Our findings suggest that initiatives to increase community awareness, screening and referral to treatment for mental health and substance use disorders in pregnancy, along with recognition of the need for ongoing care beyond the early postpartum period, will be critical in reducing pregnancy-associated deaths from self-harm.

Acknowledgments

The authors thank Kirk Bol and Lauren Bardin at the Colorado Department of Public Health and Environment for their assistance with obtaining birth certificate data for all live births over the study period as well as for identification of the cases of maternal death.

Supported by the Agency for Healthcare Research and Quality grant number R24 HS022143-01, and National Institutes of Health/National Center for Research Resources Colorado CTSI grant number UL1 TR001082. Dr.

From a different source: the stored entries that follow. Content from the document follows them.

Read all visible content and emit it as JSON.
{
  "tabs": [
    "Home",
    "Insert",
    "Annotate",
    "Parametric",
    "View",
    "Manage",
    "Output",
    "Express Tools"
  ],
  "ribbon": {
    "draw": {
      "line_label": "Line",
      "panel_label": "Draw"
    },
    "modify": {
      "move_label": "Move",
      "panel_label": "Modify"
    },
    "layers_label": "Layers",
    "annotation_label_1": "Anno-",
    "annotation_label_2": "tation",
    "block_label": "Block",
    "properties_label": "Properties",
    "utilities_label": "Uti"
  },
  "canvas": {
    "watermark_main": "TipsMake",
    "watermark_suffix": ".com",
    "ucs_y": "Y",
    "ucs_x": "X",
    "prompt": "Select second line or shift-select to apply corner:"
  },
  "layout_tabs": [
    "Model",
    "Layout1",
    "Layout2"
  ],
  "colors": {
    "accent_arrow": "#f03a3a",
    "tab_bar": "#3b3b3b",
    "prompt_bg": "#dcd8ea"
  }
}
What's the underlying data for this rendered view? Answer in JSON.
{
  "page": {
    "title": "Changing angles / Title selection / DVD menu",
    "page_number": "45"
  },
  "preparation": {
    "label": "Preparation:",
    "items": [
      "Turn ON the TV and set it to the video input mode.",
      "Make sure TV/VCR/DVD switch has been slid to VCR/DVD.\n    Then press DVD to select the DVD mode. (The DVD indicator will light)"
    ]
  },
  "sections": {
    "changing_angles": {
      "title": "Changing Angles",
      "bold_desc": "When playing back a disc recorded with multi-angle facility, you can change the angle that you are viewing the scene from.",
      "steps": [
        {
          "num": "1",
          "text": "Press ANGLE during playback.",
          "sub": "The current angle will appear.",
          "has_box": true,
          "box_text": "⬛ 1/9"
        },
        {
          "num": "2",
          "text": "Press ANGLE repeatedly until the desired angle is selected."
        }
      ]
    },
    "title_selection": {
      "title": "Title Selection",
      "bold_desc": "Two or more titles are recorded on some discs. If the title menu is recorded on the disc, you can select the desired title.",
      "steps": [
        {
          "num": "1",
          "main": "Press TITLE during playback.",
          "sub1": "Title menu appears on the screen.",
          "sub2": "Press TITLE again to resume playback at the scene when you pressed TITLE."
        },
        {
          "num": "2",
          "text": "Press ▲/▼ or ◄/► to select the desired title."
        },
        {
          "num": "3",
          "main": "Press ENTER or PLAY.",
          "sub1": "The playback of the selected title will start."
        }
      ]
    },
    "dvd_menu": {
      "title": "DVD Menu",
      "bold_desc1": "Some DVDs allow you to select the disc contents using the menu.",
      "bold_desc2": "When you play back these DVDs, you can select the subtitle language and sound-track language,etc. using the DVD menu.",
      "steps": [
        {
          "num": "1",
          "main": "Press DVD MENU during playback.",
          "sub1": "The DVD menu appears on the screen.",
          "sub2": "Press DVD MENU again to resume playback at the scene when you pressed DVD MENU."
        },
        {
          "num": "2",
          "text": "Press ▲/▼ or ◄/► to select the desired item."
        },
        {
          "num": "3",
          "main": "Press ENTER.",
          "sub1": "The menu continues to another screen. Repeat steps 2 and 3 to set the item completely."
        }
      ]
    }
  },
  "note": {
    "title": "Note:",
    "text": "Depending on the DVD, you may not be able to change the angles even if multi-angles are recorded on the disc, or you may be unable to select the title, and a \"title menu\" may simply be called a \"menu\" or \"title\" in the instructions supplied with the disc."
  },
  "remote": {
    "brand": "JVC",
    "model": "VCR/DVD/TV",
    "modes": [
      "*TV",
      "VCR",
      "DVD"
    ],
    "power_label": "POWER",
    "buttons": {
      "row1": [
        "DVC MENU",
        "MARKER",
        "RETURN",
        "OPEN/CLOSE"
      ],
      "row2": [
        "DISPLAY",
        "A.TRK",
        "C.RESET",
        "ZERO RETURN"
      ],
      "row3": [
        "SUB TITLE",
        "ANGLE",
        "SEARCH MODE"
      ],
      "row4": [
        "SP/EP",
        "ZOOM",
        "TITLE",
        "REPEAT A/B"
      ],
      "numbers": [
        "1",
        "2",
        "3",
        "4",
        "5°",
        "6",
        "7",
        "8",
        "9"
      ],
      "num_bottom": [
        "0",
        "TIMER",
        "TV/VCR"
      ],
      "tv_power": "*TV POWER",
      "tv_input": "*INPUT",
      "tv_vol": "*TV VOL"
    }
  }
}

Binswanger was supported by the National Institute on Drug Abuse of the National Institutes of Health under Award Number R34DA035952. Dr. Metz was supported by the National Institute on Child Health and Human Development under Award Number 2K12HD001271-16. The content is solely the responsibility of the authors and does not necessarily represent the official views of the Agency for Healthcare Research and Quality or the National Institutes of Health. In addition, the Colorado Maternal Mortality Review Committee received funding from the Association of Maternal and Child Health Programs (AMCHP) and Merck for Mothers to assist with the expansion of the committee and to allow for further exploration of suicide as a cause of maternal death in Colorado to identify possible points of intervention.

Footnotes

Presented as a poster at the Society for Maternal-Fetal Medicine 36th Annual Meeting, Atlanta, GA, February 1-6, 2015.

Financial Disclosure

The authors did not report any potential conflicts of interest.